Visiting any place without tourists is such a treat these days. But the mountains in Slovakia really seal the deal for me. I would love to go wandering through those hills:)
Bring good shoes and learn the greeting in Slovak to use on the trails (“Dobrý deň”, literally “Good Day”) and you’re good to go.
Totally convinced! The stark change in landscape and that video – Slovakia the fairytale – OMG for a moment there all I wanted to do was be in Slovakia right away. Loved the post 🙂
Thanks, Vaisakhi. Marketing can do wonders.
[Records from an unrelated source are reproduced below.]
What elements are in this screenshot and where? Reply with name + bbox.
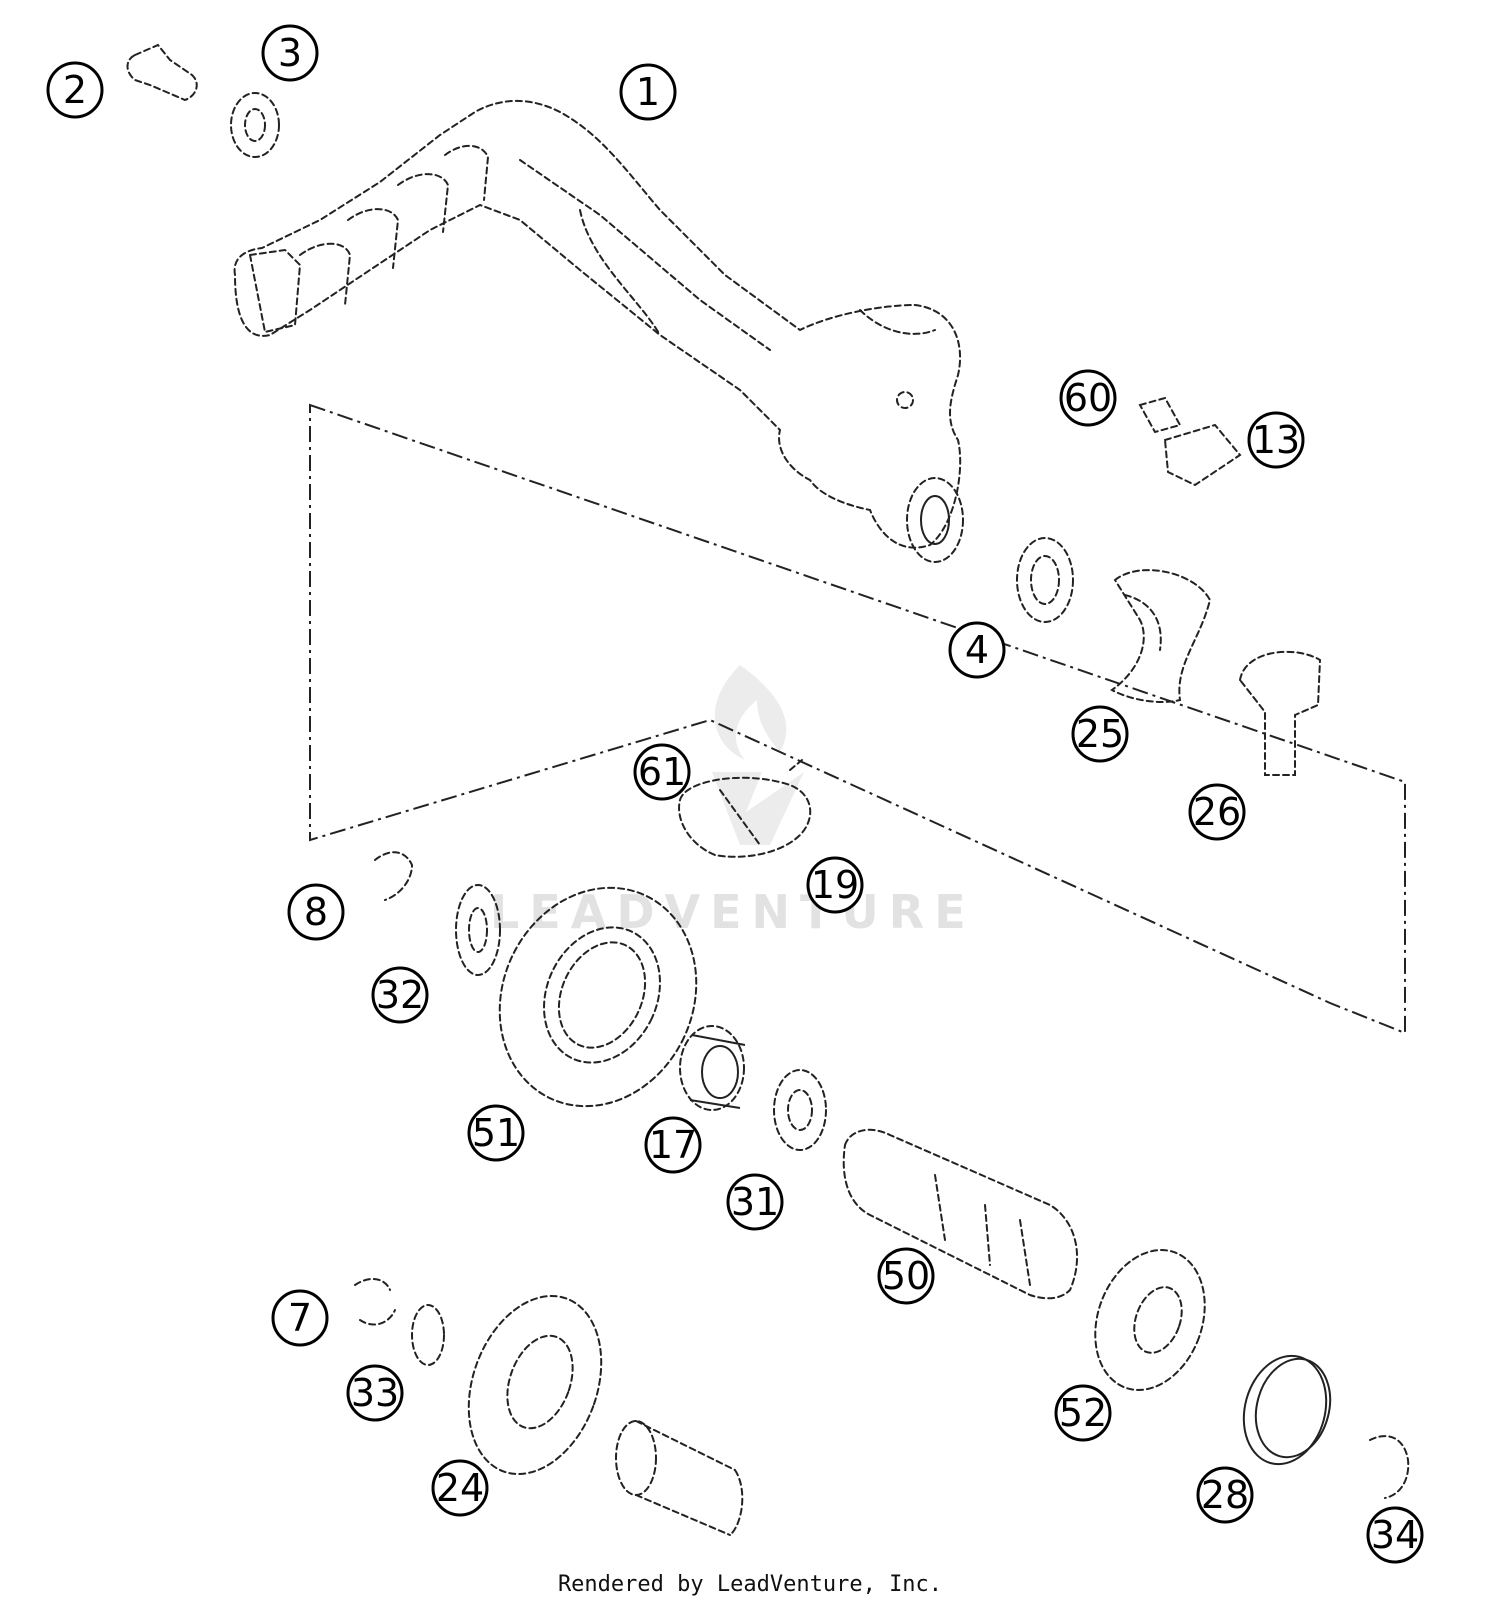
ratchet-part — [678, 759, 812, 858]
drive-gear-part — [1094, 1249, 1206, 1391]
render-credit: Rendered by LeadVenture, Inc. — [557, 1572, 943, 1597]
callout-50: 50 — [877, 1247, 935, 1305]
callout-33: 33 — [346, 1364, 404, 1422]
svg-text:52: 52 — [1059, 1391, 1107, 1435]
callout-32: 32 — [371, 966, 429, 1024]
svg-text:61: 61 — [638, 750, 686, 794]
svg-text:17: 17 — [649, 1123, 697, 1167]
watermark-text: LEADVENTURE — [490, 885, 976, 939]
callout-1: 1 — [619, 63, 677, 121]
circlip-part — [374, 851, 414, 901]
callout-17: 17 — [644, 1116, 702, 1174]
lock-ring-part — [354, 1278, 396, 1326]
callout-51: 51 — [467, 1104, 525, 1162]
svg-text:33: 33 — [351, 1371, 399, 1415]
kickstarter-gear-part — [498, 886, 698, 1108]
lever-bolt-part — [126, 43, 198, 102]
svg-text:8: 8 — [304, 890, 328, 934]
callout-8: 8 — [287, 883, 345, 941]
callout-7: 7 — [271, 1289, 329, 1347]
callout-60: 60 — [1059, 369, 1117, 427]
callout-3: 3 — [261, 24, 319, 82]
svg-text:3: 3 — [278, 31, 302, 75]
callout-26: 26 — [1188, 783, 1246, 841]
kickstarter-lever — [233, 99, 964, 563]
leadventure-watermark: LEADVENTURE — [490, 665, 976, 939]
kickstarter-spring-part — [1110, 569, 1212, 703]
svg-text:32: 32 — [376, 973, 424, 1017]
callout-28: 28 — [1196, 1466, 1254, 1524]
svg-text:13: 13 — [1252, 418, 1300, 462]
idler-gear-part — [467, 1294, 603, 1476]
svg-text:1: 1 — [636, 70, 660, 114]
svg-text:2: 2 — [63, 68, 87, 112]
svg-text:51: 51 — [472, 1111, 520, 1155]
callout-61: 61 — [633, 743, 691, 801]
pinch-bolt-part — [1138, 396, 1242, 487]
callout-52: 52 — [1054, 1384, 1112, 1442]
svg-text:34: 34 — [1371, 1513, 1419, 1557]
shim-washer-part — [411, 1304, 445, 1366]
thrust-washer-part — [455, 884, 501, 976]
callout-31: 31 — [726, 1173, 784, 1231]
svg-text:24: 24 — [436, 1466, 484, 1510]
callout-25: 25 — [1071, 705, 1129, 763]
seal-ring-part — [1016, 537, 1074, 623]
end-washer-part — [1369, 1435, 1410, 1499]
leadventure-flame-logo — [712, 665, 804, 845]
svg-text:25: 25 — [1076, 712, 1124, 756]
needle-bearing-part — [679, 1025, 746, 1111]
svg-text:60: 60 — [1064, 376, 1112, 420]
callout-2: 2 — [46, 61, 104, 119]
svg-text:7: 7 — [288, 1296, 312, 1340]
callout-24: 24 — [431, 1459, 489, 1517]
callout-4: 4 — [948, 621, 1006, 679]
svg-text:19: 19 — [811, 863, 859, 907]
svg-text:28: 28 — [1201, 1473, 1249, 1517]
assembly-boundary — [309, 403, 1406, 1035]
callout-13: 13 — [1247, 411, 1305, 469]
spring-guide-part — [1238, 650, 1322, 776]
callout-19: 19 — [806, 856, 864, 914]
svg-text:26: 26 — [1193, 790, 1241, 834]
callout-34: 34 — [1366, 1506, 1424, 1564]
retaining-ring-part — [1242, 1354, 1332, 1466]
svg-text:4: 4 — [965, 628, 989, 672]
spacer-washer-part — [773, 1069, 827, 1151]
gear-pin-part — [615, 1420, 744, 1536]
washer-part — [230, 92, 280, 158]
svg-text:31: 31 — [731, 1180, 779, 1224]
svg-text:50: 50 — [882, 1254, 930, 1298]
kickstarter-shaft-part — [842, 1128, 1078, 1300]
I do want to visit it sounds great, I like the idea of being offer food 10 times a day! Although not sure about a shot on arrival and departure! I like the Big Little country slogan, it sounds friendly which from your post sounds right!
This is such an excellent post Peter, and you’ll be happy to read that I’m planning on visiting Bratislava this year! I was surprised to read about the lack of tourists; is this still the case in 2017? I definitely plan to sample a beer or 2, plus look forward to experiencing the ‘extreme hospitality’ for myself!
Thanks, Lisa. Hope you enjoy Bratislava! The capital is the touristiest place in the country, most people who visit Slovakia only stop there. The rest of the country is still much less visited, which is changing only slowly.
I was sold on Slovakia with your first reason itself. I like places which are less touristy. Happy to know its a very hospitable country and there’s a thriving art scene.
Thanks, Archana. If I do my job well, the first reason will become obsolete soon.
I have only heard good things about Slovakia being a great and holiday, and no wonder with some of they views! I’ve never considered coming to Slovakia but I certainly am now! Great read with some top tips!
Thanks, David. Hope you get to visit Slovakia soon.
Slovakia seems like a beautiful country to visit. The cable car must give some stunning views. “A guest in the house is a god in the house” what a lovely expression.
Thanks, Marlies. It is beautiful, but not too many people know it. Or that they would be gods when visiting.
Glad to find something on Slovakia. I haven’t seen too many posts on this country and I think that is a good thing as you have explained in the first point. It is a relief to still find places that do not have too many tourists swarming all over.
Thanks, Jitaditya. I’m working on changing that.
I am so glad I found this! We are headed to Slovakia in June 2018 and have been getting mixed feedback from a lot of people. looking more and more forward to this trip now!